De fait, Akutagawa pose un regard acerbe et désabusé sur l'âme humaine, comme l'illustrent à la perfection l'immoralité de la nouvelle éponyme, ainsi que le récit swiftien des Kapas, créatures mi-hommes mi-tortues dont le comportement singe celui de l'homme, avec une part de naïveté qui rend leurs travers plus touchants, et pousse le héros à les préférer à ses semblables.

Ce pessimisme n'est pas dépourvu d'images saisissantes. Ainsi l'horreur décadente des « Figures infernales » transparaît-elle dans des descriptions en forme de tableaux empreints de perversion, mise en abyme de l'oeuvre du personnage principal, un artiste tout feu tout flammes qui laisse sa passion l'emporter trop loin, hors du cadre de son paravent. Mais les autres textes chatoient d'un éventail chromatique parfois très différent. Avec « Les vieux jours du vénérable Susanoo », les couleurs du brasier se déposent avec plus d'humour et d'optimisme dans le paysage insulaire d'un Japon mythique, où une divinité acariâtre tente par tous les moyens d'assassiner son gendre. Et si « Le fil d'araignée » reprend la figure de l'enfer (relié au ciel bouddhiste par un lien soyeux) c'est pour y adjoindre une moralité, qui met en avant l'altruisme et l'humilité. Dans le même ordre d'idée, « Le Nez » suggère qu'il vaut mieux se satisfaire de son sort… ce qui n'est pas toujours facile quant on est affublé d'un pif à la Cyrano. Et comme on sait depuis Gogol qu'un nez peut changer de forme, on se prend à rêver…

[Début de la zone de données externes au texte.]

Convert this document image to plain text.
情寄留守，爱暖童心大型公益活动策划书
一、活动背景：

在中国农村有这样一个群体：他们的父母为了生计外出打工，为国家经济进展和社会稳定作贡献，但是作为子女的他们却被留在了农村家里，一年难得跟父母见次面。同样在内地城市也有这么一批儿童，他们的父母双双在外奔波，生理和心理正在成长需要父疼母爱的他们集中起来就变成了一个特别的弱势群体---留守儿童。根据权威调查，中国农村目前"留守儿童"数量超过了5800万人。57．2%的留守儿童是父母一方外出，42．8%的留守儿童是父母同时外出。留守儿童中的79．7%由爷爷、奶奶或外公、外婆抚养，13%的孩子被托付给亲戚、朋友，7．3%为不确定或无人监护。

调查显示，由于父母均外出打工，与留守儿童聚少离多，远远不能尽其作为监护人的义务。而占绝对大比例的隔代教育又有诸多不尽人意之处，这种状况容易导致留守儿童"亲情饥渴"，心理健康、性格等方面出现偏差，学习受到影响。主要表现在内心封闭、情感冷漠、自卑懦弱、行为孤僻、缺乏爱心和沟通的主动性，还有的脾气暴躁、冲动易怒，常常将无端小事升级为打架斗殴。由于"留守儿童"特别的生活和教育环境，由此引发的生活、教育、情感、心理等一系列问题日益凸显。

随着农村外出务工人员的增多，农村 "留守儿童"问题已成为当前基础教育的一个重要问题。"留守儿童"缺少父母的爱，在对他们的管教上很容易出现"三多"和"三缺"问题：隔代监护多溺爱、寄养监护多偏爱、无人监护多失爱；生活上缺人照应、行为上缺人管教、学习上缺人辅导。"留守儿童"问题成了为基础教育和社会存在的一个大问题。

Les multiples variations de tons et de sujets qui caractérisent ce livre semblent impulsés par les changements d'humeur d'Akutagawa, en apparence aussi subits que ceux du héros de Rashōmon. « Je n'ai pas de principes, je n'ai que des nerfs », disait notre auteur. Des nerfs sensibles, si l'on considère la variété des formes d'expression et de fiction que l'auteur rechercha pour les laisser s'exprimer, à la recherche de « L'illumination créatrice » qu'une simple parole d'enfant peut provoquer.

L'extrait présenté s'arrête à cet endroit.